Students display a Wiki way with words

It’s Wiki-time at York University, reported the Toronto Star Nov. 2. Building on the popularity of Internet giant Wikipedia, more and more York professors are unveiling their own Wikis to engage their students. “We are tapping into something many students are already familiar with,” says Gita Hashemi, who teaches in York’s Faculty of Arts. Now students in selected classes are submitting written content, including assignments, to the mini-Wikis, subject to input from classmates.

“Students are reading more and more in a hypertext mode – the major example being the Web,” says Mary-Louise Craven, a professor in the Communication Studies Program in York’s Division of Social Science, Faculty of Arts, who will be using the Wiki as part of her course on interactive media. It’s important for students to understand how digital documents differ from print-based tests, she says. “One important way to understand differences and similarities is to ask them to write in that mode — that’s why for me, Wikis may be the best software, given their relative ease of use, to support both reading and writing.”

“I don’t need to police them because they come in with the knowledge the process is open and public,” says Hashemi, who joined the Wiki bandwagon two years ago. “They take more care in terms of how they use their sources.” For some, they might not be comfortable with the idea that “they are not handing their work to me but they are handing their work to the entire class. It shifts how they think of themselves and their work in class. They come to think about knowledge production as a collaborative and public process. Once they get over it, they find the system interesting.”

Jimmy Peng, a professor in York’s Department of Design, Faculty of Fine Arts, hopes the Wiki used by his students will help them overcome the uncertainty of design research, given that the field is so young. “While the uncertainty is excellent for philosophical debates, it may boggle researchers’ minds, especially young ones, to search for research questions and position their research work.”

Festival finds its audience

It’s taken five years but York student Alex Rogalski has become an overnight success, reported The Leader-Post (Regina) Nov. 2. Rogalski organized the initial One Take Super 8 Event in Regina in 2000 and he’s heading into the sixth annual edition of the event on the heels of successes in Montreal, Fort Lauderdale, Fla., and Winnipeg. Rogalski has witnessed first-hand the growth of the Super 8 movement where filmmakers are limited to a single three-minute 20-second film without any editing involved.

“We’re beginning to see the One Take Super 8 Event as a brand of sorts, a distinct type of festival,” says Rogalski, a graduate student at York University in Toronto. “It’s obvious that it’s attracted the attention of other people and other places. That it started in Regina sort of attests to the creativity of the film community in Regina. I’m always eager to expand this project and getting local filmmakers to screen their work for local audiences. It took five years of plugging away before this year sort of exploded for us.”

Chasing their dreams

To what level of strenuous exercise can someone with Type 1 diabetes aspire?, asked the Toronto Star Nov. 2. Mike Riddell, a professor in York’s School of Kinesiology & Health Science, Faculty of Health, says although there are risks associated with some forms of exercise, they are modest. “People with Type 1 should be encouraged to be physically active because it increases strength and fitness levels,” says Riddell, 39, who has Type 1. “It also can lower insulin requirements, so if you’re more physically active, you tend to need less insulin. It also decreases your risk for cardiovascular disease, and people with diabetes are at elevated risk for cardiovascular disease, both Type 1 and 2.” Last year, Riddell competed on a team in a competition that included orienteering, running, cycling and canoeing. He says there is evidence regular exercise can increase longevity of people with Type 1 diabetes by about 10 years.
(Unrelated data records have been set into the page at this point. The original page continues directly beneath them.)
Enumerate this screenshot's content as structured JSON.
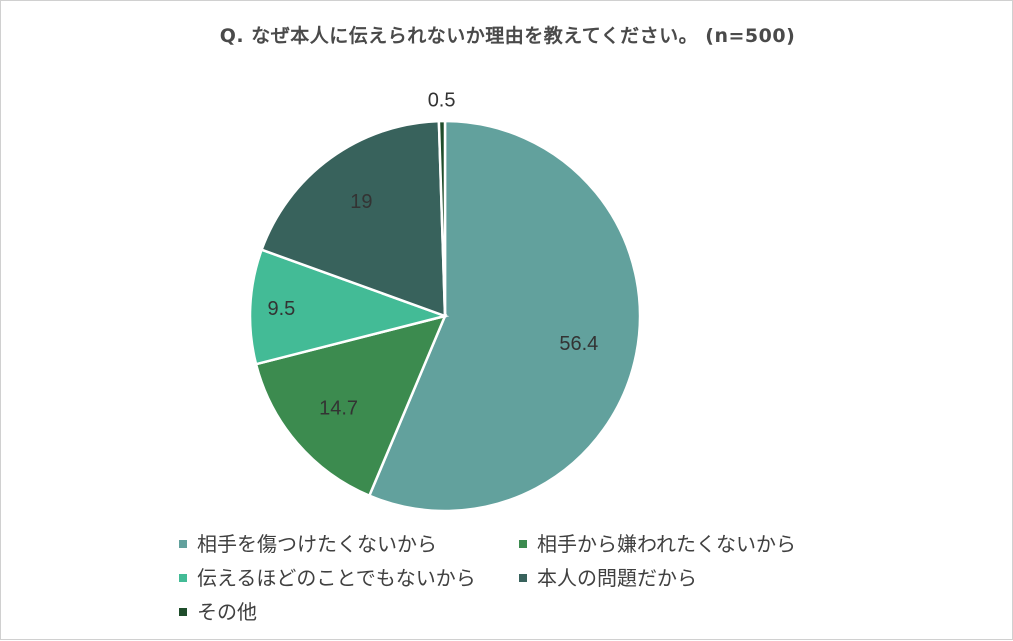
{
  "title": "Q.  なぜ本人に伝えられないか理由を教えてください。 (n=500)",
  "chart_data": {
    "type": "pie",
    "title": "Q.  なぜ本人に伝えられないか理由を教えてください。 (n=500)",
    "slices": [
      {
        "label": "相手を傷つけたくないから",
        "value": 56.4,
        "value_label": "56.4",
        "color": "#62a19d"
      },
      {
        "label": "相手から嫌われたくないから",
        "value": 14.7,
        "value_label": "14.7",
        "color": "#3c8b4f"
      },
      {
        "label": "伝えるほどのことでもないから",
        "value": 9.5,
        "value_label": "9.5",
        "color": "#43bb96"
      },
      {
        "label": "本人の問題だから",
        "value": 19,
        "value_label": "19",
        "color": "#38625c"
      },
      {
        "label": "その他",
        "value": 0.5,
        "value_label": "0.5",
        "color": "#1f4d2b"
      }
    ],
    "legend_position": "bottom",
    "start_angle": "12 o'clock, clockwise"
  }
}
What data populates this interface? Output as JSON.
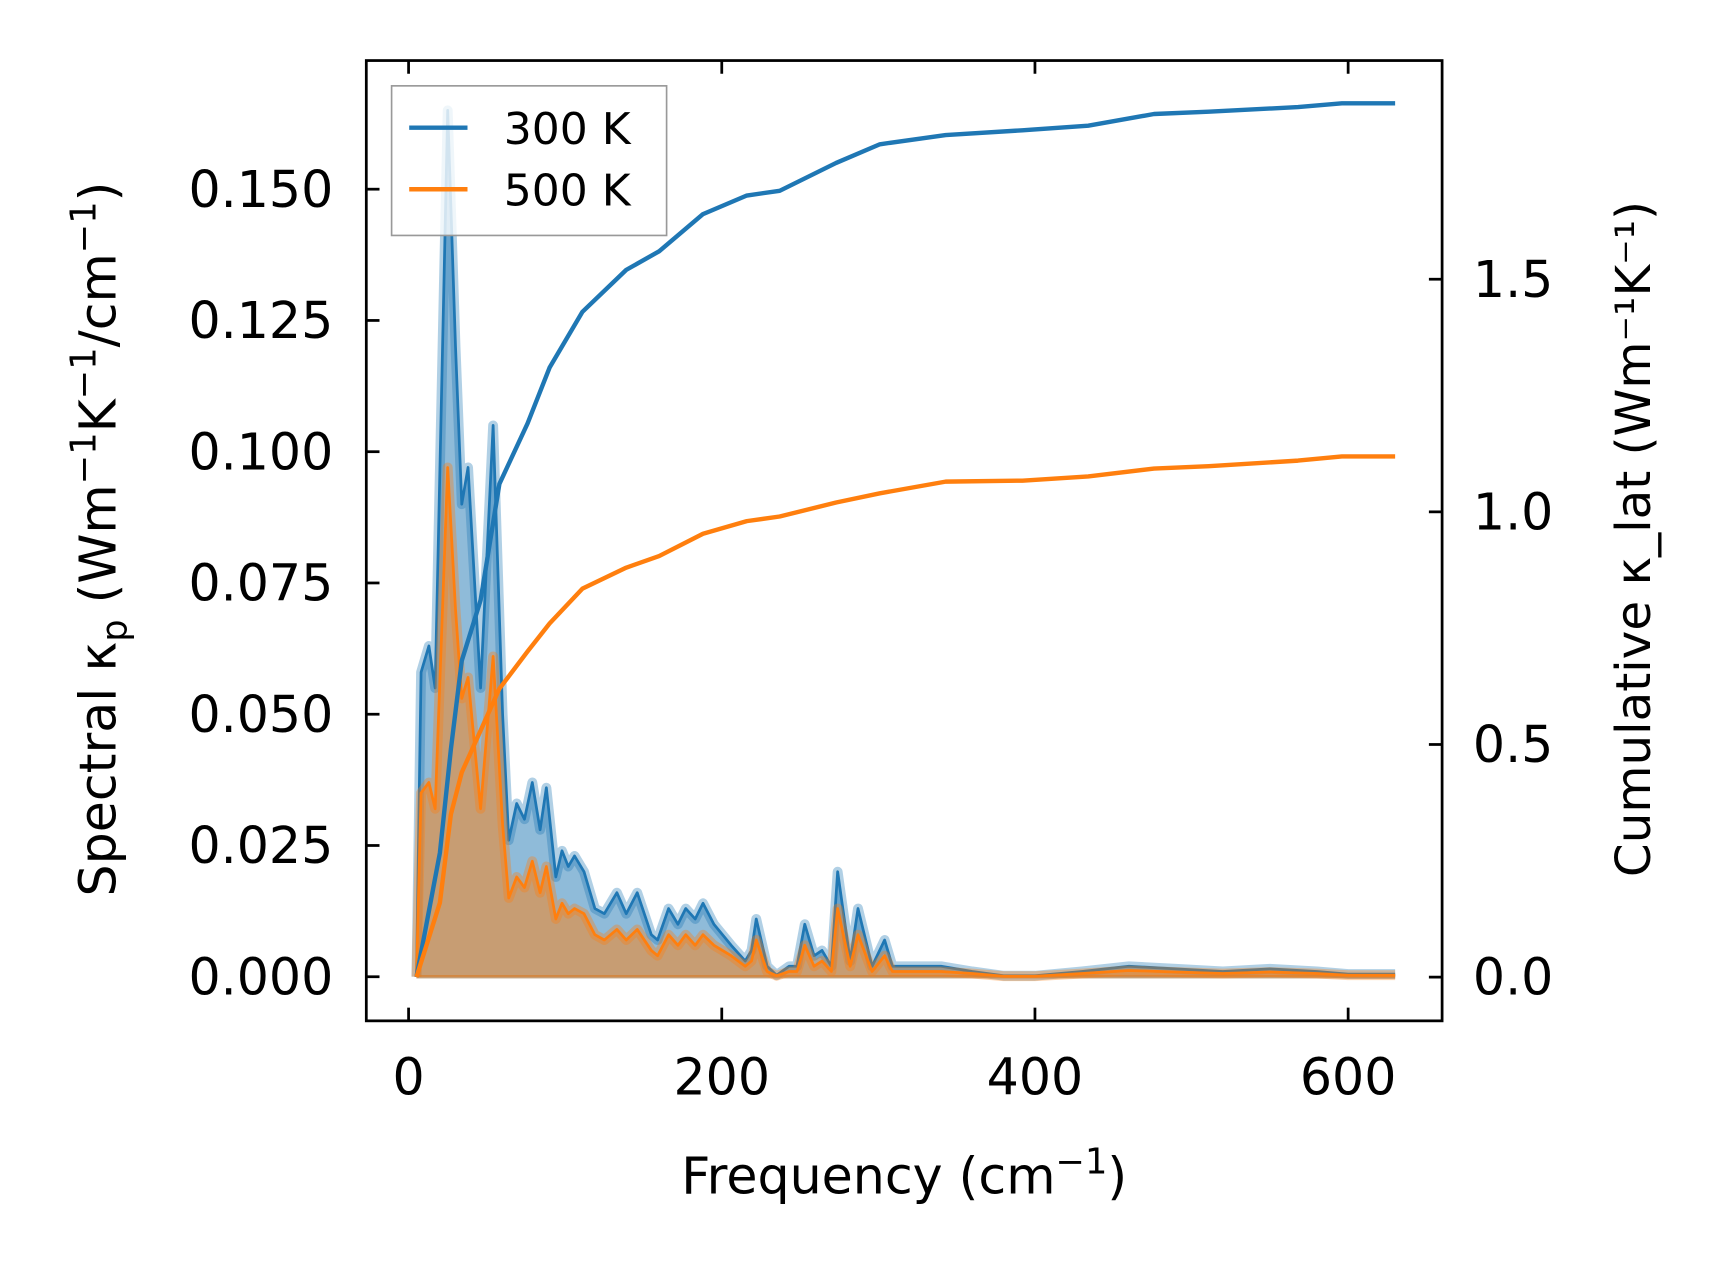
{
  "chart_data": {
    "type": "line",
    "xlabel": "Frequency (cm⁻¹)",
    "ylabel_left": "Spectral κₚ (Wm⁻¹K⁻¹/cm⁻¹)",
    "ylabel_right": "Cumulative κ_lat (Wm⁻¹K⁻¹)",
    "ylabel_left_parts": {
      "pre": "Spectral κ",
      "sub": "p",
      "post": " (Wm",
      "sup1": "−1",
      "mid": "K",
      "sup2": "−1",
      "end": "/cm",
      "sup3": "−1",
      "close": ")"
    },
    "ylabel_right_parts": {
      "pre": "Cumulative κ",
      "sub": "lat",
      "post": " (Wm",
      "sup1": "−1",
      "mid": "K",
      "sup2": "−1",
      "close": ")"
    },
    "xlabel_parts": {
      "pre": "Frequency (cm",
      "sup": "−1",
      "close": ")"
    },
    "xlim": [
      -27,
      660
    ],
    "ylim_left": [
      -0.0084,
      0.1745
    ],
    "ylim_right": [
      -0.094,
      1.97
    ],
    "xticks": [
      "0",
      "200",
      "400",
      "600"
    ],
    "xtick_values": [
      0,
      200,
      400,
      600
    ],
    "yticks_left": [
      "0.000",
      "0.025",
      "0.050",
      "0.075",
      "0.100",
      "0.125",
      "0.150"
    ],
    "ytick_left_values": [
      0,
      0.025,
      0.05,
      0.075,
      0.1,
      0.125,
      0.15
    ],
    "yticks_right": [
      "0.0",
      "0.5",
      "1.0",
      "1.5"
    ],
    "ytick_right_values": [
      0,
      0.5,
      1.0,
      1.5
    ],
    "legend": {
      "placement": "upper-left",
      "entries": [
        "300 K",
        "500 K"
      ]
    },
    "colors": {
      "300 K": "#1f77b4",
      "500 K": "#ff7f0e"
    },
    "spectral": {
      "x": [
        5,
        8,
        13,
        17,
        25,
        30,
        34,
        38,
        46,
        54,
        60,
        64,
        69,
        74,
        79,
        84,
        88,
        94,
        98,
        102,
        106,
        112,
        119,
        125,
        133,
        139,
        146,
        155,
        159,
        166,
        172,
        177,
        183,
        188,
        195,
        206,
        215,
        219,
        222,
        229,
        235,
        243,
        248,
        253,
        259,
        264,
        270,
        274,
        282,
        287,
        296,
        304,
        309,
        320,
        340,
        360,
        380,
        400,
        430,
        460,
        490,
        520,
        550,
        580,
        600,
        630
      ],
      "series": [
        {
          "name": "300 K",
          "values": [
            0,
            0.058,
            0.063,
            0.055,
            0.165,
            0.12,
            0.09,
            0.097,
            0.055,
            0.105,
            0.05,
            0.026,
            0.033,
            0.03,
            0.037,
            0.028,
            0.036,
            0.019,
            0.024,
            0.021,
            0.023,
            0.02,
            0.013,
            0.012,
            0.016,
            0.012,
            0.016,
            0.008,
            0.007,
            0.013,
            0.01,
            0.013,
            0.011,
            0.014,
            0.01,
            0.006,
            0.003,
            0.005,
            0.011,
            0.002,
            0.0003,
            0.002,
            0.002,
            0.01,
            0.004,
            0.005,
            0.002,
            0.02,
            0.003,
            0.013,
            0.002,
            0.007,
            0.002,
            0.002,
            0.002,
            0.001,
            0.0002,
            0.0002,
            0.001,
            0.002,
            0.0015,
            0.001,
            0.0015,
            0.001,
            0.0005,
            0.0005
          ]
        },
        {
          "name": "500 K",
          "values": [
            0,
            0.035,
            0.037,
            0.032,
            0.097,
            0.07,
            0.053,
            0.057,
            0.032,
            0.061,
            0.029,
            0.015,
            0.019,
            0.017,
            0.022,
            0.016,
            0.021,
            0.011,
            0.014,
            0.012,
            0.013,
            0.012,
            0.008,
            0.007,
            0.009,
            0.007,
            0.009,
            0.005,
            0.004,
            0.008,
            0.006,
            0.008,
            0.006,
            0.008,
            0.006,
            0.004,
            0.002,
            0.003,
            0.007,
            0.001,
            0.0002,
            0.001,
            0.001,
            0.006,
            0.002,
            0.003,
            0.001,
            0.013,
            0.002,
            0.008,
            0.001,
            0.004,
            0.001,
            0.001,
            0.001,
            0.0006,
            0.0001,
            0.0001,
            0.0006,
            0.0012,
            0.0009,
            0.0006,
            0.0009,
            0.0006,
            0.0003,
            0.0003
          ]
        }
      ]
    },
    "cumulative": {
      "x": [
        5,
        20,
        27,
        34,
        46,
        58,
        76,
        90,
        111,
        139,
        160,
        188,
        216,
        237,
        273,
        301,
        343,
        392,
        434,
        476,
        511,
        568,
        596,
        630
      ],
      "series": [
        {
          "name": "300 K",
          "values": [
            0,
            0.267,
            0.49,
            0.68,
            0.81,
            1.06,
            1.19,
            1.31,
            1.43,
            1.52,
            1.56,
            1.64,
            1.68,
            1.69,
            1.75,
            1.79,
            1.81,
            1.82,
            1.83,
            1.855,
            1.86,
            1.87,
            1.878,
            1.878
          ]
        },
        {
          "name": "500 K",
          "values": [
            0,
            0.16,
            0.35,
            0.44,
            0.53,
            0.62,
            0.7,
            0.76,
            0.835,
            0.88,
            0.905,
            0.953,
            0.98,
            0.99,
            1.02,
            1.04,
            1.065,
            1.067,
            1.076,
            1.093,
            1.098,
            1.11,
            1.119,
            1.119
          ]
        }
      ]
    }
  }
}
Petrou’s play for Lions earns national top-rookie award

York University’s Effie Petrou of Oakville, Ont., was presented with the Joyce Slipp award as the nation’s top rookie, one of several Canadian Interuniversity Sport (CIS) award winners named in a Canadian Press report Nov. 1. Petrou, 18, led York to a silver-medal finish at the Ontario University Atheltics (OUA) championship, and was named to the OUA first all-star team and to the second CIS squad. The kinesiology & health sciences major won gold with the under-18 Ontario team at this summer’s national championship in BC. “Effie always brings a smile to York practices and games along with her great team work and speed,” said Lions head coach Deb Fullerton.